I realize that coefficients can covary even if the predictors don’t (like slope and intercept in a simple regression). But when will the predictors covary and the coefficients not (negatively) covary?

• Fernando Says:

Maybe I am not understanding but if I play God for a minute and build my one model to generate my own data I can draw x1 and x2 from a multivariate Normal where they covary, draw independent parameters b1 and b2, and make y=b1x1 +b2x2.

Is Nature barred from doing that?

• Bob Carpenter Says:

I thought we were talking about statistical inference? Both Bayesians and frequentists view the parameters b1 and b2 as being fixed, and the problem as one of inferring what they are.

I can’t speak for what Nature can and cannot do, but if the multivariate It creates is correlated for the predictors X1[n] and X2[n], then I as a lowly observer of data, will get correlation in my estimates for b1 and b2.
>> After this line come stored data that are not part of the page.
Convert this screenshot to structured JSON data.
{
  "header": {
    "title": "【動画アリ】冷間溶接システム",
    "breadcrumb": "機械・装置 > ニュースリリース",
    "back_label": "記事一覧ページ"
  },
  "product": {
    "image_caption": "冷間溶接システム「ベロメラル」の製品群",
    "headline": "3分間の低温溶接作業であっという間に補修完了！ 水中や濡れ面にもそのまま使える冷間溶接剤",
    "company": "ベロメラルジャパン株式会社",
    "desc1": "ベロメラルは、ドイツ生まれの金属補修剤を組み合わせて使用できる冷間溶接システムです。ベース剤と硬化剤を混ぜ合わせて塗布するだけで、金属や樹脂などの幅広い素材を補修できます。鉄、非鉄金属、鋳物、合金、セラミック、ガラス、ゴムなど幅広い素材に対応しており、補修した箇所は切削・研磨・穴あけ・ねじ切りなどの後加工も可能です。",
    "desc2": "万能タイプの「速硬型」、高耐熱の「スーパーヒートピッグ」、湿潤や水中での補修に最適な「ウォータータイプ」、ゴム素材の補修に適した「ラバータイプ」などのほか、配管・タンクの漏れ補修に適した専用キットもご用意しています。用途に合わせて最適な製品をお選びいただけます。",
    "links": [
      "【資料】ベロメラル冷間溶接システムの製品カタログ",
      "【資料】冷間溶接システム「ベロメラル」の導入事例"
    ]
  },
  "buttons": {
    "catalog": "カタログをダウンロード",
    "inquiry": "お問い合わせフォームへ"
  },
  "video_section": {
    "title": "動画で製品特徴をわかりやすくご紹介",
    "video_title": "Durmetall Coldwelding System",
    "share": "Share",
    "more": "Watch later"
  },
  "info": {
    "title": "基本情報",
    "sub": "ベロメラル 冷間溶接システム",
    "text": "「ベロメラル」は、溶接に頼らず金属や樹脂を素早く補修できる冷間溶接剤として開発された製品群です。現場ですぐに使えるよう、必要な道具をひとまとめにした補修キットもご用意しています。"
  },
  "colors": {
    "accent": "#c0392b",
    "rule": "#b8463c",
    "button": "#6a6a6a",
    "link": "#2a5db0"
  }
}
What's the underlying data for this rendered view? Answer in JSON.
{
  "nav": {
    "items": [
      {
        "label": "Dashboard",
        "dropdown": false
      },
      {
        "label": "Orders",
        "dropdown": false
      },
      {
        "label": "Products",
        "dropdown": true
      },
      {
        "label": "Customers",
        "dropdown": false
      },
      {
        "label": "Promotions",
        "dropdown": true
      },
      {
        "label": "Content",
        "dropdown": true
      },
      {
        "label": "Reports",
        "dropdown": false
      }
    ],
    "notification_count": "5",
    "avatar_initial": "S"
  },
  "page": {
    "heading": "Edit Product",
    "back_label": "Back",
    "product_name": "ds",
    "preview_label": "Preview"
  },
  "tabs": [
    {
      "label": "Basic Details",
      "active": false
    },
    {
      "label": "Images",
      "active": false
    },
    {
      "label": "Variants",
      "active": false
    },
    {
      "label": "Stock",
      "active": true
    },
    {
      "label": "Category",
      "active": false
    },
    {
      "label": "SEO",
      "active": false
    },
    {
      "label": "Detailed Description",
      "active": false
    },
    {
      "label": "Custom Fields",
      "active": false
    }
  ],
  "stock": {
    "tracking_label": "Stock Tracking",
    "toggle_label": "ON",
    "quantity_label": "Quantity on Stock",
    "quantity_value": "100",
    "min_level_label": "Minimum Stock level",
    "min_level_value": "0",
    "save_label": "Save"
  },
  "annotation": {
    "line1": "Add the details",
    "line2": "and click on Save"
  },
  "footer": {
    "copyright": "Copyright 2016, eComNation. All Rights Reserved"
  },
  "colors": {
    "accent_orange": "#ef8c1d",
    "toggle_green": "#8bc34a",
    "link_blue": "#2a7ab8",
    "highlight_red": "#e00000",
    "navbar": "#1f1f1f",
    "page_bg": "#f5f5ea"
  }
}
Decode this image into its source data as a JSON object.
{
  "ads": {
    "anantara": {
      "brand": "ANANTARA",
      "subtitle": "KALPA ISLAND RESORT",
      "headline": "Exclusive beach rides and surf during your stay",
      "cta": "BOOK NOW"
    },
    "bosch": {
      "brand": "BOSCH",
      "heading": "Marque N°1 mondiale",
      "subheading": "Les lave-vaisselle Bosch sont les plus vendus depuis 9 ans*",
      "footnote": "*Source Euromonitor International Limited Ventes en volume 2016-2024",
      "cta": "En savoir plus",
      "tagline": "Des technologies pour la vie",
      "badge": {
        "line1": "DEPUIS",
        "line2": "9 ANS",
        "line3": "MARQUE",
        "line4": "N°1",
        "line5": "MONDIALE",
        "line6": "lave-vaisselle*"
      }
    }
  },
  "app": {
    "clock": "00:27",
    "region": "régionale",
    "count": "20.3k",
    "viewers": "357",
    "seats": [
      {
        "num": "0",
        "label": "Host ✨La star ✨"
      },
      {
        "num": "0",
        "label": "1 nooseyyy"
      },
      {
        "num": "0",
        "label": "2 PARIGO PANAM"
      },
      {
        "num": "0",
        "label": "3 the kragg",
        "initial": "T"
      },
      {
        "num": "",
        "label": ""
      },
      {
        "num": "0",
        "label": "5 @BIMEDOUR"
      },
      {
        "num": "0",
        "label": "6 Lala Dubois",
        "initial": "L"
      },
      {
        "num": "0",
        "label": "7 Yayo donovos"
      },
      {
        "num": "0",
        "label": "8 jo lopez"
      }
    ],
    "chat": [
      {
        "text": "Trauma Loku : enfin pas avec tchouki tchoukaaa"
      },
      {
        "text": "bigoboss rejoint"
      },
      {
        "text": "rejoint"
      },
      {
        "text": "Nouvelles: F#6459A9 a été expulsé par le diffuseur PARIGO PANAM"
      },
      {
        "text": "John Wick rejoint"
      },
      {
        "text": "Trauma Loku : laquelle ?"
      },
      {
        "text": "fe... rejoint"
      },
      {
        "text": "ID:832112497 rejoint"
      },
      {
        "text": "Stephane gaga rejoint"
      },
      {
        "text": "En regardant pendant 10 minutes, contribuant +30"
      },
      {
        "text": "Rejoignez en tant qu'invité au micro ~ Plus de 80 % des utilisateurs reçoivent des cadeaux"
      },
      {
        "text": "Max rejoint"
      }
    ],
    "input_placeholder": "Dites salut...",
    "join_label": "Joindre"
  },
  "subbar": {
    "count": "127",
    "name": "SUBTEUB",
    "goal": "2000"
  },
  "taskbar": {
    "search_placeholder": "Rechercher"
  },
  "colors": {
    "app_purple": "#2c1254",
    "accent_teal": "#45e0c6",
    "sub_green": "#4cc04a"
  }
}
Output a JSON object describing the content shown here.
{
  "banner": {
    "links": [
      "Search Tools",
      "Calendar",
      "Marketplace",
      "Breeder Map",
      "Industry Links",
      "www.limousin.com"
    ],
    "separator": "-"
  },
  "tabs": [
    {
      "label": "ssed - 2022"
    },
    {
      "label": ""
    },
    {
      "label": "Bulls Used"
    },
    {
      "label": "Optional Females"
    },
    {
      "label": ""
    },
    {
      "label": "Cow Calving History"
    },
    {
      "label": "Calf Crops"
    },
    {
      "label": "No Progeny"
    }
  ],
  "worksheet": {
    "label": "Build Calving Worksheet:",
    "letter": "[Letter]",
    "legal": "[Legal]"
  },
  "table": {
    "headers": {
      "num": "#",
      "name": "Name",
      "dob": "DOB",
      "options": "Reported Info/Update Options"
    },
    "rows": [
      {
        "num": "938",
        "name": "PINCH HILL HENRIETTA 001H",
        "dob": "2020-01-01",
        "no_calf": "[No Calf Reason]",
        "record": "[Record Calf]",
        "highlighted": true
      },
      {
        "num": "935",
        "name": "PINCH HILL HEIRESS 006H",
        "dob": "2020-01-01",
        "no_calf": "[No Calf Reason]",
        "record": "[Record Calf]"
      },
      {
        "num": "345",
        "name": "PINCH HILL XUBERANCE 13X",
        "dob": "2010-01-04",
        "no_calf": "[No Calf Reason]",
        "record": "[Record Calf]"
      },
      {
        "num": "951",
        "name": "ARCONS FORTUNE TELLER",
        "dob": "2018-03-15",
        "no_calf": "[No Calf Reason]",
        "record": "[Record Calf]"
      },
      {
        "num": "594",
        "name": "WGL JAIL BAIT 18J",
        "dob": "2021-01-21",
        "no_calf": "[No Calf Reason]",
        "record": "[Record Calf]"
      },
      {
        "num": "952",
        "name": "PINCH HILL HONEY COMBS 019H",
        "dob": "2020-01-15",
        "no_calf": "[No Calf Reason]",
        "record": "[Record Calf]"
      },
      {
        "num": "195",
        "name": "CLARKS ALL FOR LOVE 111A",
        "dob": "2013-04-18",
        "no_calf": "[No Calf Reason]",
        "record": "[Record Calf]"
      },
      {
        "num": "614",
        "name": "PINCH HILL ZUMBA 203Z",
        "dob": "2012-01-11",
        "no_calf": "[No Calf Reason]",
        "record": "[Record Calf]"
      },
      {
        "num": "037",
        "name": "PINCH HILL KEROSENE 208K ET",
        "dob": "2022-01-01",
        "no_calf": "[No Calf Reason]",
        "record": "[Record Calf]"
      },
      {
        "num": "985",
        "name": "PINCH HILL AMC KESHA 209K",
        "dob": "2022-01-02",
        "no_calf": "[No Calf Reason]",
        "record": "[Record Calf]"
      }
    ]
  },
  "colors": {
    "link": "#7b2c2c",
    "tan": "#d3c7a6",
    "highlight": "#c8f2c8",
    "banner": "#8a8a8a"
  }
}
If I knew what the multivariate normal was that they were drawn from, I can decompose it into two different, independent variables Y1[n] and Y2[n] plus the translation, rotation and scaling matrix. So if you can model the generative process of X1 and X2, and then you’d have the whole story. But there’d still be correlation in your posterior for all of these parameters (or a non-diagonal Fischer information matrix if you’re a frequentist).

6. Fernando Says:

Thanks Bob.

The confusion arises bc when I read “generative” models I think of the models Nature uses to generate the data we observe, otherwise know as structural models. Hence I thought you were imposing costraints on Nature.